Could prawn shells be the new plastic? Plastic is now everywhere and virtual indispensable in our daily lives, but it is polluting the earth. However, its widespread use may one day be replaced by eco-friendly options.
One such material is Flam (fungal-like adhesive material), a fully biodegradable and ecologically sustainable material made from cellulose and chitin – basically, plant matter and prawn shells.
Researchers at the Singapore University of Technology and Design (SUTD) have grown this 3D printable material, which is cheap, tough and lightweight.

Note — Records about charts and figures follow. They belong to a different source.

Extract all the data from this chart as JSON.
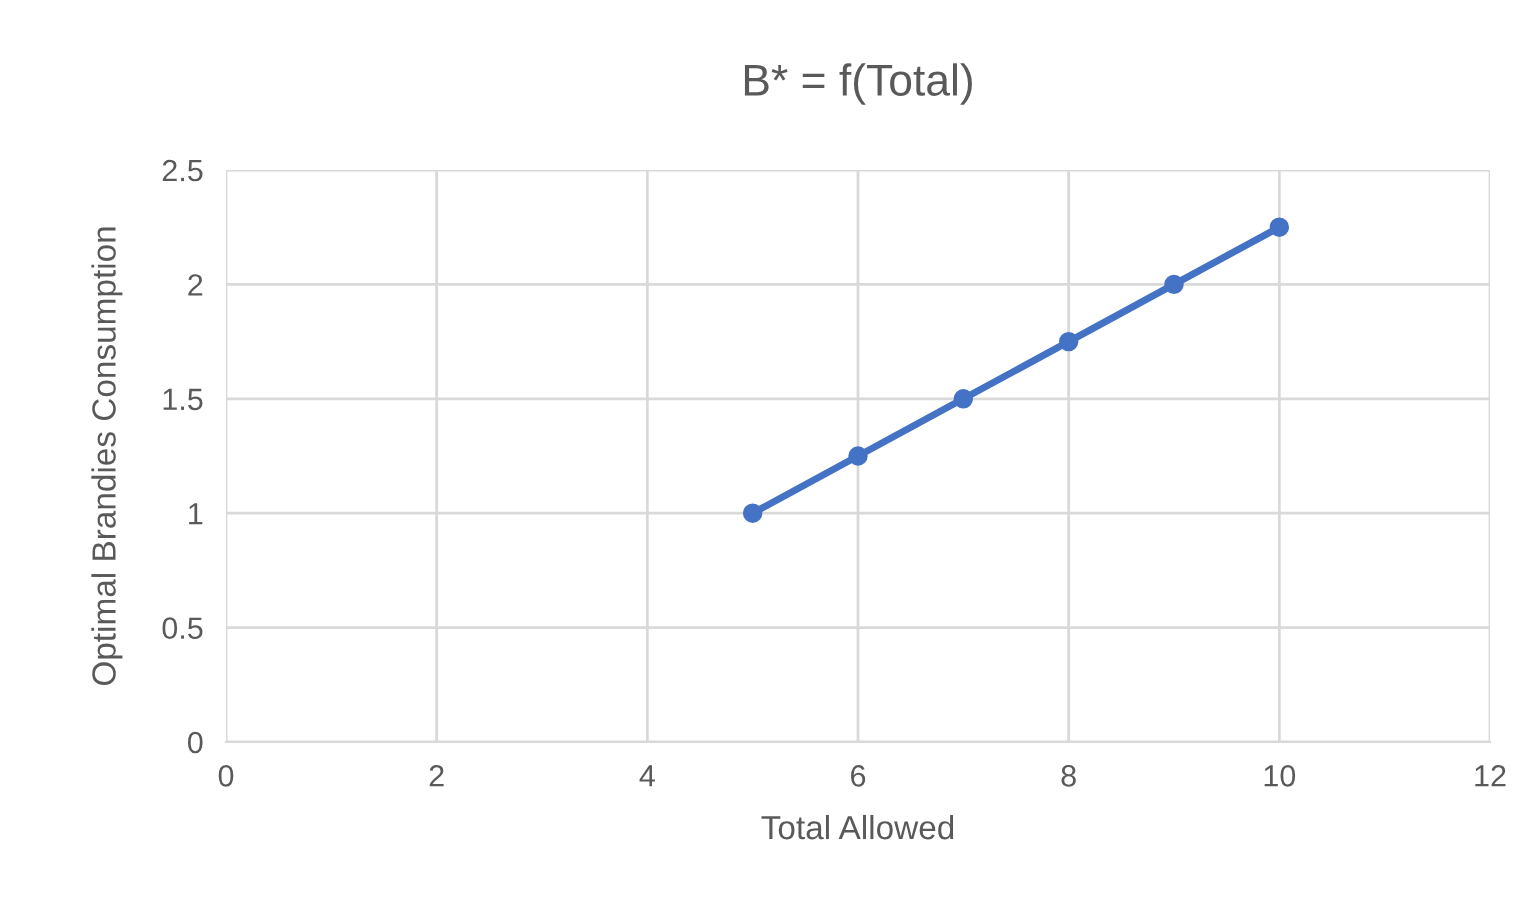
{
  "chart_data": {
    "type": "line",
    "title": "B* = f(Total)",
    "xlabel": "Total Allowed",
    "ylabel": "Optimal Brandies Consumption",
    "x": [
      5,
      6,
      7,
      8,
      9,
      10
    ],
    "series": [
      {
        "color": "#4472c4",
        "values": [
          1,
          1.25,
          1.5,
          1.75,
          2,
          2.25
        ]
      }
    ],
    "xlim": [
      0,
      12
    ],
    "xticks": [
      0,
      2,
      4,
      6,
      8,
      10,
      12
    ],
    "ylim": [
      0,
      2.5
    ],
    "yticks": [
      0,
      0.5,
      1,
      1.5,
      2,
      2.5
    ],
    "grid": true,
    "marker": "circle",
    "line_style": "solid",
    "legend": false
  }
}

Assistant Professor Javier Fernandez, one of the lead researchers of the project, said the successful development of Flam showed that more sustainable ways of production are possible. He added that the use of plastics may one day be reduced drastically, with the development of a potentially cheaper and more sustainable new material.

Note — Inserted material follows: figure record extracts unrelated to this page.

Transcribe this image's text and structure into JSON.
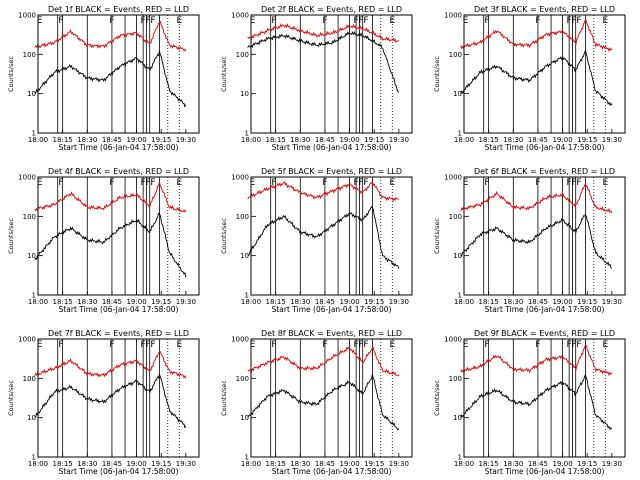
{
  "chart_data": [
    {
      "type": "line",
      "title": "Det 1f BLACK = Events, RED = LLD",
      "xlabel": "Start Time (06-Jan-04 17:58:00)",
      "ylabel": "Counts/sec",
      "y_scale": "log",
      "ylim": [
        1,
        1000
      ],
      "x_tick_labels": [
        "18:00",
        "18:15",
        "18:30",
        "18:45",
        "19:00",
        "19:15",
        "19:30"
      ],
      "y_tick_labels": [
        "1",
        "10",
        "100",
        "1000"
      ],
      "x": [
        "17:58",
        "18:10",
        "18:20",
        "18:30",
        "18:40",
        "18:50",
        "19:00",
        "19:08",
        "19:14",
        "19:20",
        "19:30"
      ],
      "series": [
        {
          "color": "#e00000",
          "values": [
            150,
            200,
            380,
            170,
            160,
            300,
            350,
            180,
            700,
            170,
            130
          ]
        },
        {
          "color": "#000000",
          "values": [
            10,
            35,
            50,
            25,
            22,
            50,
            80,
            40,
            120,
            12,
            5
          ]
        }
      ],
      "flag_labels": [
        "E",
        "F",
        "F",
        "F",
        "F",
        "F",
        "E"
      ]
    },
    {
      "type": "line",
      "title": "Det 2f BLACK = Events, RED = LLD",
      "xlabel": "Start Time (06-Jan-04 17:58:00)",
      "ylabel": "Counts/sec",
      "y_scale": "log",
      "ylim": [
        1,
        1000
      ],
      "x_tick_labels": [
        "18:00",
        "18:15",
        "18:30",
        "18:45",
        "19:00",
        "19:15",
        "19:30"
      ],
      "y_tick_labels": [
        "1",
        "10",
        "100",
        "1000"
      ],
      "x": [
        "17:58",
        "18:10",
        "18:20",
        "18:30",
        "18:40",
        "18:50",
        "19:00",
        "19:08",
        "19:14",
        "19:20",
        "19:30"
      ],
      "series": [
        {
          "color": "#e00000",
          "values": [
            250,
            400,
            550,
            400,
            300,
            350,
            520,
            450,
            350,
            250,
            220
          ]
        },
        {
          "color": "#000000",
          "values": [
            150,
            250,
            300,
            220,
            170,
            200,
            350,
            300,
            220,
            150,
            10
          ]
        }
      ],
      "flag_labels": [
        "E",
        "F",
        "F",
        "F",
        "F",
        "F",
        "E"
      ]
    },
    {
      "type": "line",
      "title": "Det 3f BLACK = Events, RED = LLD",
      "xlabel": "Start Time (06-Jan-04 17:58:00)",
      "ylabel": "Counts/sec",
      "y_scale": "log",
      "ylim": [
        1,
        1000
      ],
      "x_tick_labels": [
        "18:00",
        "18:15",
        "18:30",
        "18:45",
        "19:00",
        "19:15",
        "19:30"
      ],
      "y_tick_labels": [
        "1",
        "10",
        "100",
        "1000"
      ],
      "x": [
        "17:58",
        "18:10",
        "18:20",
        "18:30",
        "18:40",
        "18:50",
        "19:00",
        "19:08",
        "19:14",
        "19:20",
        "19:30"
      ],
      "series": [
        {
          "color": "#e00000",
          "values": [
            150,
            200,
            400,
            180,
            170,
            320,
            380,
            200,
            750,
            180,
            130
          ]
        },
        {
          "color": "#000000",
          "values": [
            10,
            35,
            50,
            25,
            22,
            50,
            85,
            40,
            120,
            12,
            5
          ]
        }
      ],
      "flag_labels": [
        "E",
        "F",
        "F",
        "F",
        "F",
        "F",
        "E"
      ]
    },
    {
      "type": "line",
      "title": "Det 4f BLACK = Events, RED = LLD",
      "xlabel": "Start Time (06-Jan-04 17:58:00)",
      "ylabel": "Counts/sec",
      "y_scale": "log",
      "ylim": [
        1,
        1000
      ],
      "x_tick_labels": [
        "18:00",
        "18:15",
        "18:30",
        "18:45",
        "19:00",
        "19:15",
        "19:30"
      ],
      "y_tick_labels": [
        "1",
        "10",
        "100",
        "1000"
      ],
      "x": [
        "17:58",
        "18:10",
        "18:20",
        "18:30",
        "18:40",
        "18:50",
        "19:00",
        "19:08",
        "19:14",
        "19:20",
        "19:30"
      ],
      "series": [
        {
          "color": "#e00000",
          "values": [
            150,
            200,
            380,
            170,
            160,
            300,
            350,
            180,
            700,
            170,
            130
          ]
        },
        {
          "color": "#000000",
          "values": [
            8,
            30,
            50,
            25,
            22,
            50,
            80,
            40,
            120,
            12,
            3
          ]
        }
      ],
      "flag_labels": [
        "E",
        "F",
        "F",
        "F",
        "F",
        "F",
        "E"
      ]
    },
    {
      "type": "line",
      "title": "Det 5f BLACK = Events, RED = LLD",
      "xlabel": "Start Time (06-Jan-04 17:58:00)",
      "ylabel": "Counts/sec",
      "y_scale": "log",
      "ylim": [
        1,
        1000
      ],
      "x_tick_labels": [
        "18:00",
        "18:15",
        "18:30",
        "18:45",
        "19:00",
        "19:15",
        "19:30"
      ],
      "y_tick_labels": [
        "1",
        "10",
        "100",
        "1000"
      ],
      "x": [
        "17:58",
        "18:10",
        "18:20",
        "18:30",
        "18:40",
        "18:50",
        "19:00",
        "19:08",
        "19:14",
        "19:20",
        "19:30"
      ],
      "series": [
        {
          "color": "#e00000",
          "values": [
            300,
            500,
            700,
            400,
            300,
            450,
            650,
            400,
            750,
            300,
            270
          ]
        },
        {
          "color": "#000000",
          "values": [
            10,
            60,
            100,
            40,
            30,
            60,
            120,
            80,
            180,
            10,
            5
          ]
        }
      ],
      "flag_labels": [
        "E",
        "F",
        "F",
        "F",
        "F",
        "F",
        "E"
      ]
    },
    {
      "type": "line",
      "title": "Det 6f BLACK = Events, RED = LLD",
      "xlabel": "Start Time (06-Jan-04 17:58:00)",
      "ylabel": "Counts/sec",
      "y_scale": "log",
      "ylim": [
        1,
        1000
      ],
      "x_tick_labels": [
        "18:00",
        "18:15",
        "18:30",
        "18:45",
        "19:00",
        "19:15",
        "19:30"
      ],
      "y_tick_labels": [
        "1",
        "10",
        "100",
        "1000"
      ],
      "x": [
        "17:58",
        "18:10",
        "18:20",
        "18:30",
        "18:40",
        "18:50",
        "19:00",
        "19:08",
        "19:14",
        "19:20",
        "19:30"
      ],
      "series": [
        {
          "color": "#e00000",
          "values": [
            150,
            200,
            380,
            170,
            160,
            300,
            350,
            180,
            700,
            170,
            130
          ]
        },
        {
          "color": "#000000",
          "values": [
            10,
            35,
            50,
            25,
            22,
            50,
            80,
            40,
            120,
            12,
            5
          ]
        }
      ],
      "flag_labels": [
        "E",
        "F",
        "F",
        "F",
        "F",
        "F",
        "E"
      ]
    },
    {
      "type": "line",
      "title": "Det 7f BLACK = Events, RED = LLD",
      "xlabel": "Start Time (06-Jan-04 17:58:00)",
      "ylabel": "Counts/sec",
      "y_scale": "log",
      "ylim": [
        1,
        1000
      ],
      "x_tick_labels": [
        "18:00",
        "18:15",
        "18:30",
        "18:45",
        "19:00",
        "19:15",
        "19:30"
      ],
      "y_tick_labels": [
        "1",
        "10",
        "100",
        "1000"
      ],
      "x": [
        "17:58",
        "18:10",
        "18:20",
        "18:30",
        "18:40",
        "18:50",
        "19:00",
        "19:08",
        "19:14",
        "19:20",
        "19:30"
      ],
      "series": [
        {
          "color": "#e00000",
          "values": [
            120,
            180,
            280,
            130,
            120,
            220,
            280,
            150,
            500,
            150,
            110
          ]
        },
        {
          "color": "#000000",
          "values": [
            10,
            45,
            60,
            30,
            25,
            55,
            85,
            45,
            130,
            15,
            6
          ]
        }
      ],
      "flag_labels": [
        "E",
        "F",
        "F",
        "F",
        "F",
        "F",
        "E"
      ]
    },
    {
      "type": "line",
      "title": "Det 8f BLACK = Events, RED = LLD",
      "xlabel": "Start Time (06-Jan-04 17:58:00)",
      "ylabel": "Counts/sec",
      "y_scale": "log",
      "ylim": [
        1,
        1000
      ],
      "x_tick_labels": [
        "18:00",
        "18:15",
        "18:30",
        "18:45",
        "19:00",
        "19:15",
        "19:30"
      ],
      "y_tick_labels": [
        "1",
        "10",
        "100",
        "1000"
      ],
      "x": [
        "17:58",
        "18:10",
        "18:20",
        "18:30",
        "18:40",
        "18:50",
        "19:00",
        "19:08",
        "19:14",
        "19:20",
        "19:30"
      ],
      "series": [
        {
          "color": "#e00000",
          "values": [
            150,
            250,
            350,
            180,
            180,
            350,
            600,
            250,
            600,
            160,
            120
          ]
        },
        {
          "color": "#000000",
          "values": [
            10,
            35,
            50,
            25,
            22,
            50,
            80,
            40,
            120,
            12,
            5
          ]
        }
      ],
      "flag_labels": [
        "E",
        "F",
        "F",
        "F",
        "F",
        "F",
        "E"
      ]
    },
    {
      "type": "line",
      "title": "Det 9f BLACK = Events, RED = LLD",
      "xlabel": "Start Time (06-Jan-04 17:58:00)",
      "ylabel": "Counts/sec",
      "y_scale": "log",
      "ylim": [
        1,
        1000
      ],
      "x_tick_labels": [
        "18:00",
        "18:15",
        "18:30",
        "18:45",
        "19:00",
        "19:15",
        "19:30"
      ],
      "y_tick_labels": [
        "1",
        "10",
        "100",
        "1000"
      ],
      "x": [
        "17:58",
        "18:10",
        "18:20",
        "18:30",
        "18:40",
        "18:50",
        "19:00",
        "19:08",
        "19:14",
        "19:20",
        "19:30"
      ],
      "series": [
        {
          "color": "#e00000",
          "values": [
            150,
            200,
            380,
            170,
            160,
            300,
            350,
            180,
            700,
            170,
            130
          ]
        },
        {
          "color": "#000000",
          "values": [
            10,
            35,
            50,
            25,
            22,
            50,
            80,
            40,
            120,
            12,
            5
          ]
        }
      ],
      "flag_labels": [
        "E",
        "F",
        "F",
        "F",
        "F",
        "F",
        "E"
      ]
    }
  ]
}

Flam is made up of an amalgamation of cellulose and chitin, which are the two most common natural polymers and industrial by-products on earth. Cellulose can be extracted from sawdust and other plant-based waste materials, chitin from seafood shells. These materials might otherwise go to waste.
“These materials are part of the ecosystem, so when Flam is disposed of in nature, it will decompose without further intervention,” Prof Fernandez said.
Flam also costs less than $2 a kilogram, similar to commodity plastics.